2. Color or pattern: If I’m truly looking for a transitional dress, I rarely choose a patterned dress because I want total variability. However, certain basic patterns like polka-dots and stripes are simple and uniform enough that they are essentially solids and therefore easier to adapt. The simple, but rich royal blue of the Mara dress is good for both day and night and the rich color gives a real vibrancy to my look instead of another little black dress. Solid hued dresses can be just as slimming as an LBD.

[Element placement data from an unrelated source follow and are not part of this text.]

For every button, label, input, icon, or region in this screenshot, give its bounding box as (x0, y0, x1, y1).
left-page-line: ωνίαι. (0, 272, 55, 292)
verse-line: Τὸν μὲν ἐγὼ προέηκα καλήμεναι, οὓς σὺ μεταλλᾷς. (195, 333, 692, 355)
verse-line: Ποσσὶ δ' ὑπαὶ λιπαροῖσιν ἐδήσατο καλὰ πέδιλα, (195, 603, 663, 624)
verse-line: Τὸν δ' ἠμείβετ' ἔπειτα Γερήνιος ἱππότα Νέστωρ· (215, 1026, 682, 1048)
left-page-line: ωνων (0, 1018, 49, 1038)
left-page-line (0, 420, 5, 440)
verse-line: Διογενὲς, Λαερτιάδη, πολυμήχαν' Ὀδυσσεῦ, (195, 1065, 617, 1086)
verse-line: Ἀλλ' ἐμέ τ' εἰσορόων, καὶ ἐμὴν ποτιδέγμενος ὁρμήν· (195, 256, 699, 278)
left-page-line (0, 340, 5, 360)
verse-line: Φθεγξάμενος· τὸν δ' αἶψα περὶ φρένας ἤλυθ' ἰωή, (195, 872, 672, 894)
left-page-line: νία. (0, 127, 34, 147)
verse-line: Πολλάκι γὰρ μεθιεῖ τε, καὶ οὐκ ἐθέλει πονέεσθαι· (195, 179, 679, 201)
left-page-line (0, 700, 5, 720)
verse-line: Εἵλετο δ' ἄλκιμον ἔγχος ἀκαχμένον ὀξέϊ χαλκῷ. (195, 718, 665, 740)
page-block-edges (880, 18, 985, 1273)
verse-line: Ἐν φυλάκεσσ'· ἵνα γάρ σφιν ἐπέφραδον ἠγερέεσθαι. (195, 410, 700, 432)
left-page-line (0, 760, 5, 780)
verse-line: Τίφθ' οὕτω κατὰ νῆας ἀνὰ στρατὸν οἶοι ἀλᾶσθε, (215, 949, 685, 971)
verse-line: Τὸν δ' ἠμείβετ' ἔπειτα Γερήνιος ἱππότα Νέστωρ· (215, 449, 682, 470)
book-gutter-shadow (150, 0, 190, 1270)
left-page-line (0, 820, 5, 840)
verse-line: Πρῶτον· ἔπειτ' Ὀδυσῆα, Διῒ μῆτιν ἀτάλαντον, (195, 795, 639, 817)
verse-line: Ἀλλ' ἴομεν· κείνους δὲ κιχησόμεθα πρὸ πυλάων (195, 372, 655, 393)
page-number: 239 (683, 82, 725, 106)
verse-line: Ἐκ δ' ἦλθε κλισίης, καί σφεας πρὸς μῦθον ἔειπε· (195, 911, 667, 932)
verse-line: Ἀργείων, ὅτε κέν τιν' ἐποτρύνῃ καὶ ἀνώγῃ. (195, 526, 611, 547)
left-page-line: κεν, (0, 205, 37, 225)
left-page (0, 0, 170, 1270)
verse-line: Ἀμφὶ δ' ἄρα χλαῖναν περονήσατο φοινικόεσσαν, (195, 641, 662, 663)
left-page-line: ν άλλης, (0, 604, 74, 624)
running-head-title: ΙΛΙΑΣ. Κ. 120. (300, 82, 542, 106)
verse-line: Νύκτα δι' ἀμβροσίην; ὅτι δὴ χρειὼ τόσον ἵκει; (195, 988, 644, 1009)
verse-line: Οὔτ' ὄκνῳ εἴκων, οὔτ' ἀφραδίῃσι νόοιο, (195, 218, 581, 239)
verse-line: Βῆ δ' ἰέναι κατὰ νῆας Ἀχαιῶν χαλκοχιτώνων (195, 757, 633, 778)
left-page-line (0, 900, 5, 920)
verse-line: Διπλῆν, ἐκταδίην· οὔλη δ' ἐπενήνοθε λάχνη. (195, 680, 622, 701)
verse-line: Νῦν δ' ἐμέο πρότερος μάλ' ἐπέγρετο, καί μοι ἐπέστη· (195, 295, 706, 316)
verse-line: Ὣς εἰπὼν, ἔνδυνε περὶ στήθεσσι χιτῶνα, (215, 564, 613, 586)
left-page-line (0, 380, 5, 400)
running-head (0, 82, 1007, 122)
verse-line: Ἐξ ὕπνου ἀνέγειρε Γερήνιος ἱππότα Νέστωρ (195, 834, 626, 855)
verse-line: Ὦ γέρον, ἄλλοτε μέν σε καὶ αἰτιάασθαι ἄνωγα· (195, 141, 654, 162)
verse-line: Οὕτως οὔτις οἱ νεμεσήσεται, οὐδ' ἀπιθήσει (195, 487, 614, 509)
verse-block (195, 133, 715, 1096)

3. Neckline: For night, I tend to look for deeper necklines, but a bateau, or boat neckline, is incredibly elegant and creates a frame around the face to draw attention. For day, I would wear my hair down with a bateau and allow my hair to close the frame, but for night I would put my hair up and add a little extra eyeliner to make my eyes the center of attention.
4. Length: Length can be tricky when seeking versatile pieces, but it never hurts to play it safe with a knee-length dress. The layered skirt of the Mara dress gives the visual effect of a slit which will be even more apparent and allow me to show a little extra skin when dancing at night.
5. Comfort: In my mind, if I’m not comfortable in an outfit – it’s not worth it. The jersey fabric, with the dolman sleeves and the flattering draping makes this dress supremely comfortable and I would be able to wear it all day and well into the night.
Edith Head once said, “Your dresses should be tight enough to show you’re a woman and loose enough to show you’re a lady.” I think that the careful draping, but slinky jersey of this dress fits the bill. Where did you find your first “perfect” plus-size dress? Tell me in the comments.